Oh ouais. Mais c’est une relation complètement différente. Avec Danny, c’est un truc professionnel et créatif bien plus intense que l’on entretient. Nous sommes évidemment aussi frères. Avec Jamie, j’oublie souvent que je suis dans un groupe avec lui. Tu vois ce que je veux dire ? Jamie et moi, nous allons juste nous appeler pour parler de tout et n’importe quoi. Nous avons ce genre de relation où nous n’avons pas vraiment à parler du groupe, nous parlons d’autres choses. Alors que Danny et moi parlons presque toujours du groupe parce que c’est lui et moi qui faisons tourner la boutique, en gros. Ce sont donc deux relations différentes, vraiment. Mais je suis aussi proche de l’un que de l’autre.

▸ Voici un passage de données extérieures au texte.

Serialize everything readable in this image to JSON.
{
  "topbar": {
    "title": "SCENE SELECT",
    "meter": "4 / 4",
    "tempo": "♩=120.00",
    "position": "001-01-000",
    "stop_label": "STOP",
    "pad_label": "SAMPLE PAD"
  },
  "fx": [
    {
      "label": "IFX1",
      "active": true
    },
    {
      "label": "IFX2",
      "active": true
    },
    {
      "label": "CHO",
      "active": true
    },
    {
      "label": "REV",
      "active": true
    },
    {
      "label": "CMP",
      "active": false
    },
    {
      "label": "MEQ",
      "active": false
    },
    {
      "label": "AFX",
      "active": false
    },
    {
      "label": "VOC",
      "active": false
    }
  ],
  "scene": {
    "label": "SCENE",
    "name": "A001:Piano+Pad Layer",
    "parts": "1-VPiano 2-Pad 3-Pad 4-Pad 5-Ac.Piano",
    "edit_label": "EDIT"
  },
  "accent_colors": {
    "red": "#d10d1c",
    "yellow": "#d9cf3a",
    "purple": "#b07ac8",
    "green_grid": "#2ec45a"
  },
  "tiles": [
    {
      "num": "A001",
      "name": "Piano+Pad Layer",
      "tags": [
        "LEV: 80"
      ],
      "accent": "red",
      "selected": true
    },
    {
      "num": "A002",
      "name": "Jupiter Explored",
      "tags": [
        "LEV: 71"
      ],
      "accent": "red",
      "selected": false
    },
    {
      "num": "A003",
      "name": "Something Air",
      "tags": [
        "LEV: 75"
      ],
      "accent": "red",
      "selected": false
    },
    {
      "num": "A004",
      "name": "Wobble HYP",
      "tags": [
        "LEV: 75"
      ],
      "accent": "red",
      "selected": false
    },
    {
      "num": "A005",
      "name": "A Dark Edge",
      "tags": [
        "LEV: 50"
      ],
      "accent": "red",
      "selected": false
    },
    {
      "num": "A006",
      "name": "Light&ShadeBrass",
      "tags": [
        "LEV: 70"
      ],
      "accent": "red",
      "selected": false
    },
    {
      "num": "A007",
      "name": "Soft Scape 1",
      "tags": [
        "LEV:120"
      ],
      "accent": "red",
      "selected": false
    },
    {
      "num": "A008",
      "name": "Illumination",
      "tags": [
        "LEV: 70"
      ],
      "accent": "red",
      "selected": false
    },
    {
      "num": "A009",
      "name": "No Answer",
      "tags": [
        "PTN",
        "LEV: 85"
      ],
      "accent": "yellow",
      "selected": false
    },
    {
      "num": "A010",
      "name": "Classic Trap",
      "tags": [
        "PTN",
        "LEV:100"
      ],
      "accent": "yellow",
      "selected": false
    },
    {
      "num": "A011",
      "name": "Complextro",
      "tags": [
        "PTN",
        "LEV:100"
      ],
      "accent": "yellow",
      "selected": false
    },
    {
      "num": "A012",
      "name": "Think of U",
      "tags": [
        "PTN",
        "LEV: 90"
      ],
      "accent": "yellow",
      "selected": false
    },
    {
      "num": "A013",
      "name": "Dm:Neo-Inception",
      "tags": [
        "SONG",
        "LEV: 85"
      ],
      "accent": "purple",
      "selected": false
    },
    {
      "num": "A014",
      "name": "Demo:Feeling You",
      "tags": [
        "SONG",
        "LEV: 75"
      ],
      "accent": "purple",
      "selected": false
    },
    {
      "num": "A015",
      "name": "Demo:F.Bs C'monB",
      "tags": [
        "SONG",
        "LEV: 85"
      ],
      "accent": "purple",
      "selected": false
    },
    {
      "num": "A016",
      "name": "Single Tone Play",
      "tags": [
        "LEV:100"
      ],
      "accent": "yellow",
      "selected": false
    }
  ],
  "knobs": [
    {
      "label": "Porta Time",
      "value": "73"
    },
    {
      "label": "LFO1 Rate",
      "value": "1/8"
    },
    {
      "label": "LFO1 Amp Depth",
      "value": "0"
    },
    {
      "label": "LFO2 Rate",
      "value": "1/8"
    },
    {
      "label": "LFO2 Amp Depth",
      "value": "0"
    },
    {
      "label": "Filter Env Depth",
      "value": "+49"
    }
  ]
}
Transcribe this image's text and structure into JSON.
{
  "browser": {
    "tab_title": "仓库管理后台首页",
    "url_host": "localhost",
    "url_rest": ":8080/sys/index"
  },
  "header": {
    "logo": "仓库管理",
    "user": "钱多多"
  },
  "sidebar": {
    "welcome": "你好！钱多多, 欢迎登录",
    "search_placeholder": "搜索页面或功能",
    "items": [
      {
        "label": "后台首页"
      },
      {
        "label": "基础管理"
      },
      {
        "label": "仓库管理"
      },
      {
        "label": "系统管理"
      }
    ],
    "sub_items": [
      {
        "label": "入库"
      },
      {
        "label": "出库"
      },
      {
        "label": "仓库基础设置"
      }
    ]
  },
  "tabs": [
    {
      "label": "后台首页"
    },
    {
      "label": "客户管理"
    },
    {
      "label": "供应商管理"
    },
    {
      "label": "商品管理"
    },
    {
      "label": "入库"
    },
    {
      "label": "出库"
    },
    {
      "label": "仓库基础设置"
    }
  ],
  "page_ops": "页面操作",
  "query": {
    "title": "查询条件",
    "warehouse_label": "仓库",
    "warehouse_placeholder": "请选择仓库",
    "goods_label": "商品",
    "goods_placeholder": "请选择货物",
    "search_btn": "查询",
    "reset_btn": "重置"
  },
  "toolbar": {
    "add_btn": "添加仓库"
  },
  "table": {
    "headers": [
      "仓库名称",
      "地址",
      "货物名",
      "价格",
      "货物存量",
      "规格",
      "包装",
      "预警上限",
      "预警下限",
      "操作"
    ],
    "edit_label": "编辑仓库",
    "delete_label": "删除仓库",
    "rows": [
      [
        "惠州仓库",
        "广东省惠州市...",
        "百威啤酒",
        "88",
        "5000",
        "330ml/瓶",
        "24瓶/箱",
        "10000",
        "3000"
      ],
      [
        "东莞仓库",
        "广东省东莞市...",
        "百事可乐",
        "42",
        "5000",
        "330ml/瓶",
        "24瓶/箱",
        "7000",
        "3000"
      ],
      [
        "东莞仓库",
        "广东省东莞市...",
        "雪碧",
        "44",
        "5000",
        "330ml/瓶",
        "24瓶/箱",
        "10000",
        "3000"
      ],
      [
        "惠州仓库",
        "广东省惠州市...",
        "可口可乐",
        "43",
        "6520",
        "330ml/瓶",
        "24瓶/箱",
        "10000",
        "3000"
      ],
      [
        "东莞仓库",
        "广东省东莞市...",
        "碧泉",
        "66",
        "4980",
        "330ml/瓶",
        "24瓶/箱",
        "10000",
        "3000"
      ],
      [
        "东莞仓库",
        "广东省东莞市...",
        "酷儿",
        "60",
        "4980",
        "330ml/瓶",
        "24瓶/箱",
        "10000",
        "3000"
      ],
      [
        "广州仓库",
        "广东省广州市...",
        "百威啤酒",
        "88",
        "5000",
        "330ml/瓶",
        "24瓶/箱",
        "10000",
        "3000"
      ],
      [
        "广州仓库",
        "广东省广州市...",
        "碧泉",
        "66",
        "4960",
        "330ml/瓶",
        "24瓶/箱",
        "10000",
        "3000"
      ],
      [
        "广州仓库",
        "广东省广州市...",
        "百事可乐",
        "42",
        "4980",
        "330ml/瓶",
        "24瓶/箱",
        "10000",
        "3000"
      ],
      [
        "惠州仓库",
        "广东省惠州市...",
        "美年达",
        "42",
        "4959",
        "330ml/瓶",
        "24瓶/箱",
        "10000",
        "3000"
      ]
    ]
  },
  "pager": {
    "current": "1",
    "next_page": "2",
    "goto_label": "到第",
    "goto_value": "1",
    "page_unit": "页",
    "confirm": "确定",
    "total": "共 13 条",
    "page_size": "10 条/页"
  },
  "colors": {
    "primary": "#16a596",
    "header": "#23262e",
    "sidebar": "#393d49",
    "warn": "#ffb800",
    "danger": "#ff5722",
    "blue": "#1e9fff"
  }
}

Comme tu l’as mentionné, Les Smith est arrivé en tant que claviériste à cette époque mais il est aussi devenu le manageur du groupe. Pourquoi ?
Il était un peu manageur d’office parce que nous n’en avions pas. Il était plus âgé de quelques années que nous et avait plus d’expérience dans ce domaine, et il en savait un peu plus que nous sur l’industrie. Il était vital pour cette stabilité aussi. Je ne pourrais jamais dire assez de bien de Les. C’est un gars unique en son genre, tu sais. Il n’y en a pas deux comme lui sur terre. Il est hilarant. Il te raconte histoire après histoire après histoire sur ce qu’il a fait dans sa vie. Tu ne le croirais pas. Tu ne croirais pas la moitié de ce qu’il te raconte mais il est putain d’hilarant ! Bon sang ! Ca a toujours été marrant d’être dans ce groupe, c’est amusant, mais lui ? Bordel… [Rires]
« Je me fous de savoir combien de mauvaises chroniques nous obtenons, il n’y a personne qui soit pire que nous lorsqu’il s’agit de critiquer notre propre musique ! »
Après ça il a We’re Here Because We’re Here (2010, lire l’interview avec Daniel Cavanagh de l’époque) qui a pris un temps fou à se faire, vous aviez même mis en ligne des chansons sur internet des années avant la sortie de l’album…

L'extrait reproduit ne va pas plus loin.